The reason? Facebook says their users click “like” more than “become a fan.” And something about streamlining the way communication happens on Facebook. (Real world side note: imagine if everyone on earth gave high-fives to express any positive or supportive feeling…hmm.) So, essentially, “like” converts. And Facebook feels that this means renaming the fan button will equal “conversions” for Fan Pages.
Facebook’s theory is that people click “become a fan” less often because it feels like too much of a commitment. Well, this is probably true. When you “become a fan” of a Facebook business page, you will, indeed, have a new set of announcements and updates in your feed. While for many consumers, this is the exact point and benefit of becoming a fan of that brand, for plenty of others it’s a turn-off. The kicker is that these people will probably always find it a turn-off, no matter how you dress up the button.

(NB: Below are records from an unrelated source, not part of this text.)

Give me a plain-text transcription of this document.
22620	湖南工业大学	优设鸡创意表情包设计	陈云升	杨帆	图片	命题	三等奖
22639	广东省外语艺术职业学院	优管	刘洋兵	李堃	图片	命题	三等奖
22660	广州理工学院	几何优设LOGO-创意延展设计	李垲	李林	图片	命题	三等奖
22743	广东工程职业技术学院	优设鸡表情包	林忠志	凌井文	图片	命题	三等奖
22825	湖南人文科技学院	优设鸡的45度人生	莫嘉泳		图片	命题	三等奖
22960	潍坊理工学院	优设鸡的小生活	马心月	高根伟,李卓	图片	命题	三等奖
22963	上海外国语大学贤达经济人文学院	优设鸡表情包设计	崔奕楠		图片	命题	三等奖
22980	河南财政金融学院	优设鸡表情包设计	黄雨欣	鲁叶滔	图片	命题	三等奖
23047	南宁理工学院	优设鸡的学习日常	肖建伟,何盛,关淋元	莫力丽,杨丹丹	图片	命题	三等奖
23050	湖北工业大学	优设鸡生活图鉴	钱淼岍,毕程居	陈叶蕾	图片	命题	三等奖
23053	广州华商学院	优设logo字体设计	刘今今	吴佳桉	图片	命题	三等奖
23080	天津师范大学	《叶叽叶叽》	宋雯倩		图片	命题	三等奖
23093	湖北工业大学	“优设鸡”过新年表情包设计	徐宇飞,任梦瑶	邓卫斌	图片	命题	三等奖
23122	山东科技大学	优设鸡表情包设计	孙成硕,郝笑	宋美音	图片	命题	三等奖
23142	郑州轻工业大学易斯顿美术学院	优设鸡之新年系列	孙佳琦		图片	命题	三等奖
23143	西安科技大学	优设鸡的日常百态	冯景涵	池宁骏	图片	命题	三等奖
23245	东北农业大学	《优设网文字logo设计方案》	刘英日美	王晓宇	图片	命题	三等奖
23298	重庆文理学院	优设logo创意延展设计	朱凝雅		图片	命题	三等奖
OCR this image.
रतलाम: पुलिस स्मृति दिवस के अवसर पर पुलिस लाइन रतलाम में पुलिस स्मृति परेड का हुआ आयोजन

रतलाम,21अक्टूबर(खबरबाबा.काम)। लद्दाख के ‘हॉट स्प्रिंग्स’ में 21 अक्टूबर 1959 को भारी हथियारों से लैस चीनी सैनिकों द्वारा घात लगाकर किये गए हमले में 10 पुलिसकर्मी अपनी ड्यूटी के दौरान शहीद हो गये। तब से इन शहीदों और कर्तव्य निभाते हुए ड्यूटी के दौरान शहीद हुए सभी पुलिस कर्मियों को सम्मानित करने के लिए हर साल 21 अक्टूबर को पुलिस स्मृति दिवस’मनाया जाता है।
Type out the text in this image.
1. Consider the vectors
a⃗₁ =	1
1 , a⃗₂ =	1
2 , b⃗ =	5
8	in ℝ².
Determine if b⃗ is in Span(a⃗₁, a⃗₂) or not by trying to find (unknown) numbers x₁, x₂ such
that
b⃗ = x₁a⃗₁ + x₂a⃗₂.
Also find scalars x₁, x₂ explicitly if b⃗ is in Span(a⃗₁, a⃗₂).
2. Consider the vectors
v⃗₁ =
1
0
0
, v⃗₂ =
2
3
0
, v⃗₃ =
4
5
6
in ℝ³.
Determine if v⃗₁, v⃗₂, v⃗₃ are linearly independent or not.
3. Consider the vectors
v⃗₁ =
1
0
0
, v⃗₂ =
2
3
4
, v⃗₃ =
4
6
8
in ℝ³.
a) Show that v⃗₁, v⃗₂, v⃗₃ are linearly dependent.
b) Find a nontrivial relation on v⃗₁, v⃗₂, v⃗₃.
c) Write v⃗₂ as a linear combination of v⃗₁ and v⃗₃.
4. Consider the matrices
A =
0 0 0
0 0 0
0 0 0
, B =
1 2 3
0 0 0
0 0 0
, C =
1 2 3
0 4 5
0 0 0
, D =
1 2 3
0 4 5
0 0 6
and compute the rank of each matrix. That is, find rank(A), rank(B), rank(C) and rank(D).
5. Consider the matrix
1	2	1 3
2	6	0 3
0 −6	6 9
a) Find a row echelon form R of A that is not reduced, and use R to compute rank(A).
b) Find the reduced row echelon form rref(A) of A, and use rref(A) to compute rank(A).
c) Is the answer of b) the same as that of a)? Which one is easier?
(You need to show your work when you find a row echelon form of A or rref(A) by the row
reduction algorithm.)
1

And the reason the simple little “like” text link gets clicked is because it’s non-committal but still engaging, and generally between friends. Yes, you can currently “like” things like Facebook ads. But for the most part, a “like” sends the message that you appreciated something a friend said or posted; it allows you to keep a relationship alive online and lets you keep a dialogue open, without having to make too much of an effort (<– we might have a whole different blog post there).